Q: In the same article, you remark that "postcoloniality is also like most things a matter of class." This kind of emphasis on class is, of course, deeply unfashionable. Without dwelling on the notion of "postcoloniality" (if it isn't too frivolous to ask for an answer in such a limited space), would you care to justify the sweeping proposition that "most things" are a matter of class?

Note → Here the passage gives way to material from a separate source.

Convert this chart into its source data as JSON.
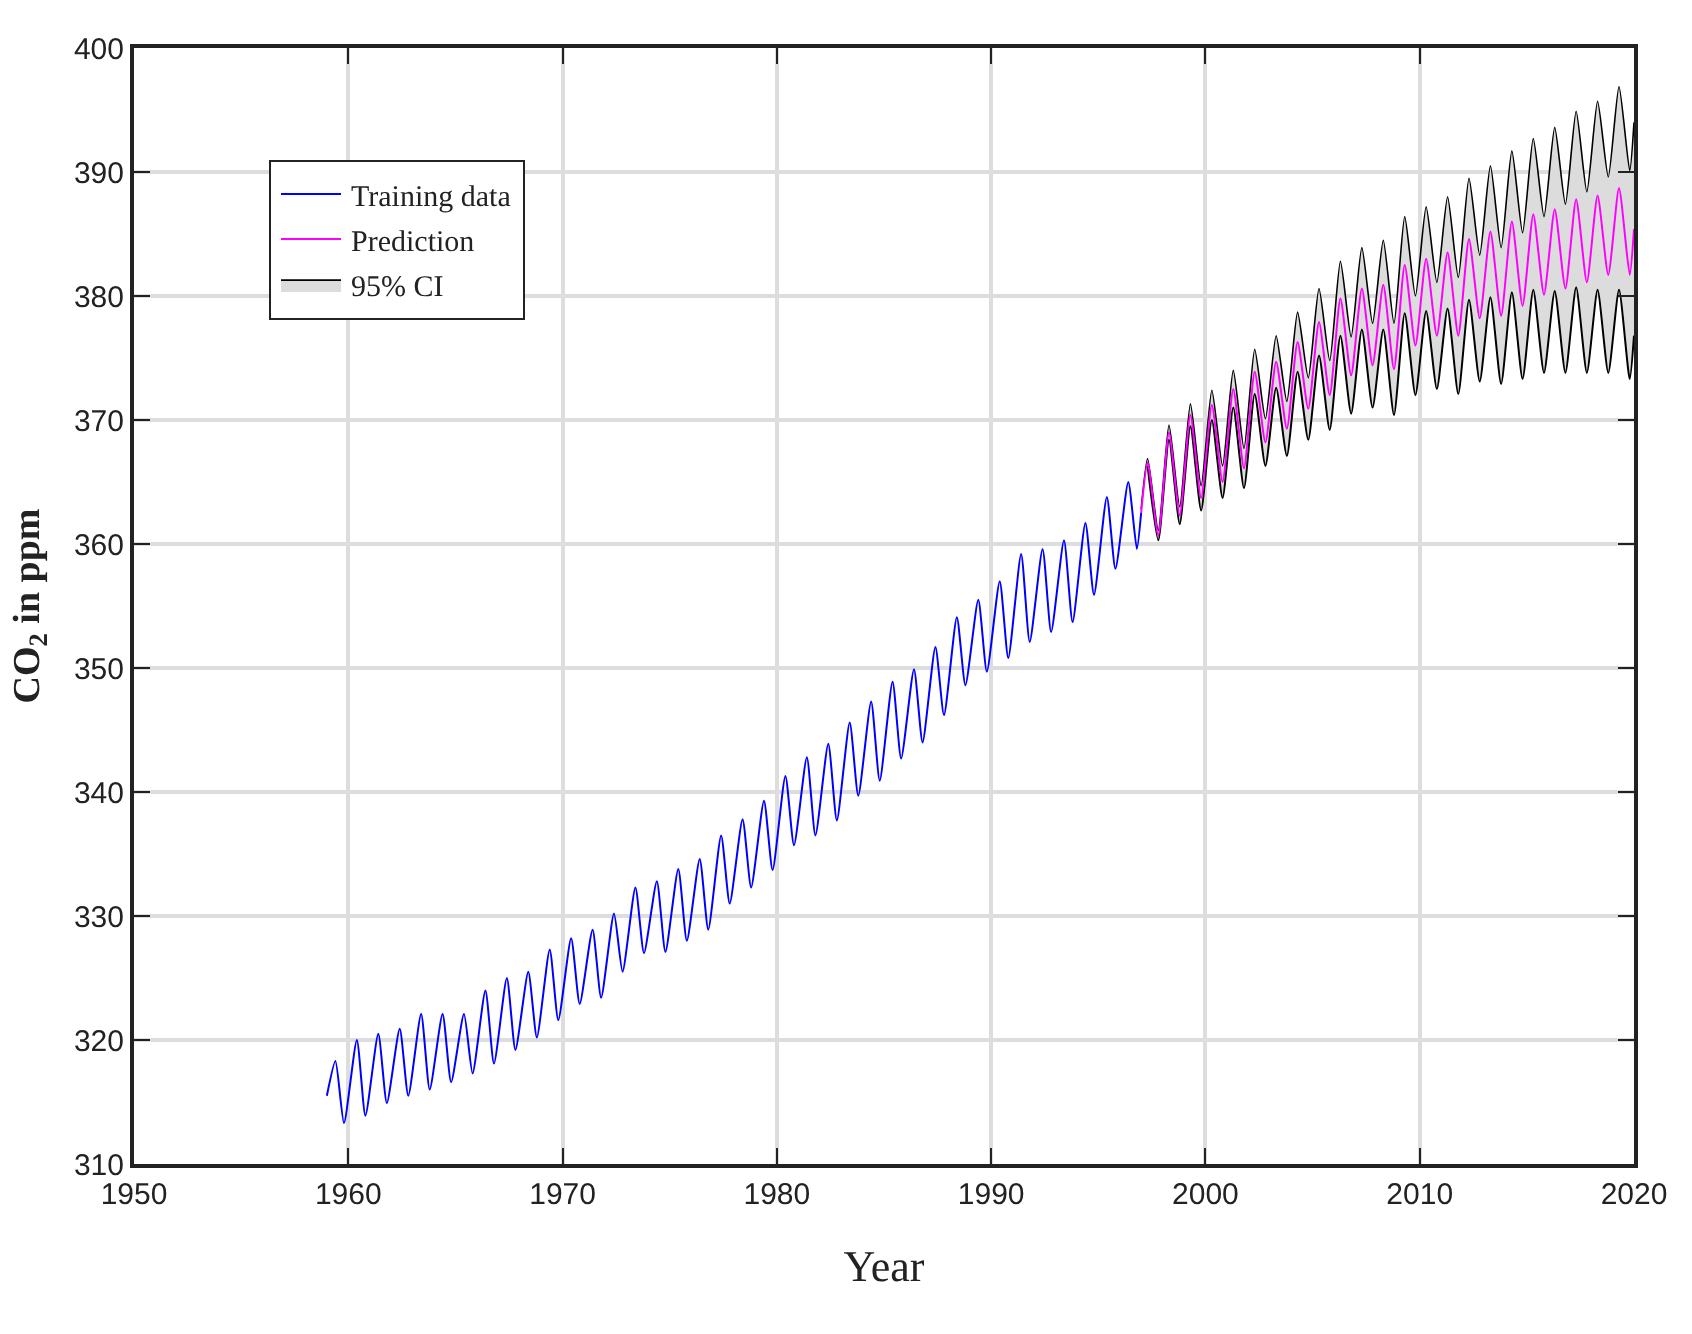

Ahmad: Let me first make explicit a rather memorable reference there. In her biography of Chu Teh, the great commander of the People's Army during the Revolution in China, Agnes Smedley recalls a moment when she had asked him about his having been a bandit and a thief in his youth. As Smedley tells it, Chu Teh fell silent for a while and then said something like, "Theft, you know, is also a matter of class." I read that book when I was a very young boy but the truth of that simple statement has stayed with me all these years, and in paraphrasing those words I just wanted to record my admiration for both Smedley and Chu Teh.
But you have asked me to justify those words. I'm not sure how one justifies words so obviously true. India is said to have a population between 900 and 1,000 million. Roughly half of them are illiterate; but no bourgeois is illiterate anywhere in the world and those who constantly speak of "the pleasure of the text" are never poor. Roughly half of the world's blind people live in India; but blindness too is a matter of class, in the sense that blindness is overwhelmingly a disease of the poor and in the sense that such high incidence of blindness has a lot to do with living in conditions that produce blindness, with number and quality of hospitals, with the ability to pay for cure and care. What needs to justify itself is that other kind of blindness, which refuses to see that most things area matter of class. That refusal is itself very intimately a matter of class.